[][src]Crate unflappable

Debounce a noisy digital input signal.

Even digital input signals can be noisy. The example usually cited is the flapping of physical contacts in a button or switch, but RF line noise can also cause digital input signals to bounce. Robust devices and embedded systems must debounce inputs.

This crate is a batteries-included embedded-hal InputPin debouncer, using the integration-based algorithm described by Kenneth A. Kuhn in a code sample on his website. You are highly recommended to read the code comments there.

Minimum supported Rust version

This crate makes use of trait bounds on a const fn, which is currently unstable. Therefore, we require use of the nightly compiler. When rust-lang/rust#67792 stabilizes, we will establish a MSRV policy.

Usage

You need to bring just a few things:

  • An InputPin, perhaps provided by a peripheral access crate (PAC) or hardware abstraction layer (HAL) for your chip.
  • An implementation of the Debounce trait, maybe just one from the default module.
  • Some way to regularly call the poll() method at about the right frequency (where "right" means "roughly consistent with the assumptions made in the Debounce trait implementation"). This may be an interrupt service routine (ISR), or it could just be a spin-delayed call from your main loop.
  • Storage for the debounce state. If you're using an ISR for polling, you'll want this to be a static.

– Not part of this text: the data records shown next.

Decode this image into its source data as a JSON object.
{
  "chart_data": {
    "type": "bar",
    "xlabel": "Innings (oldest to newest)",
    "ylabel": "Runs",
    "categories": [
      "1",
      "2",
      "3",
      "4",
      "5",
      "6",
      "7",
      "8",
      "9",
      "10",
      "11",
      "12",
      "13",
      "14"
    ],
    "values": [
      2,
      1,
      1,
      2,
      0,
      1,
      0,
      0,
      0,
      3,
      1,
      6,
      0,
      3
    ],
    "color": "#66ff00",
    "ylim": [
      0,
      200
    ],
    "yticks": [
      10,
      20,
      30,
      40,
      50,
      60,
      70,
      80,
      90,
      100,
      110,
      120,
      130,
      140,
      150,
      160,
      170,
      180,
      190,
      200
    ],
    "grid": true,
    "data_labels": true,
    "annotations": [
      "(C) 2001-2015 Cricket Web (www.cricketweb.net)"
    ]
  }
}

Once you've worked out these details, the unflappable crate will take care of the rest.

[dependencies]
unflappable = "0.1"

Your implementation will consist of three major steps:

Create the debouncer.

If you're storing state in a static, that might be:

use unflappable::{debouncer_uninit, Debouncer, default::ActiveLow};
static DEBOUNCER: Debouncer<PinType, ActiveLow> = debouncer_uninit!();

Initialize the debouncer.

Next, initialize the Debouncer. You pass in the input pin and get back the debounced pin. If you're storing state in a static, that might look like this:

let debounced_pin = unsafe { DEBOUNCER.init(input_pin) }?;

See the docs on the init() method for safety details. Generally, if you haven't yet enabled interrupts you'll be fine.

Poll the debouncer.

On a regular basis, make a call to the poll() method of Debouncer, which might look like this:

unsafe {
    DEBOUNCER.poll()?;
}

Again, see the docs on the relevant method for safety information. The main idea here is that you should only ever poll() from one place in your code. We'd use a &mut reference, but, well, it's in static storage.

Modules

default

Some default configurations.

Macros

debouncer_uninit

Create a new uninitialized Debouncer.

Structs

Debounced

A debounced pin.

Debouncer

A pin debouncer.

InitError

An error indicating that once-only initialization has been violated.

Enums

DeinitError

An error that arose during deinit.

PollError

An error that arose during polling.

Traits

Debounce

Static configuration of the debouncing algorithm.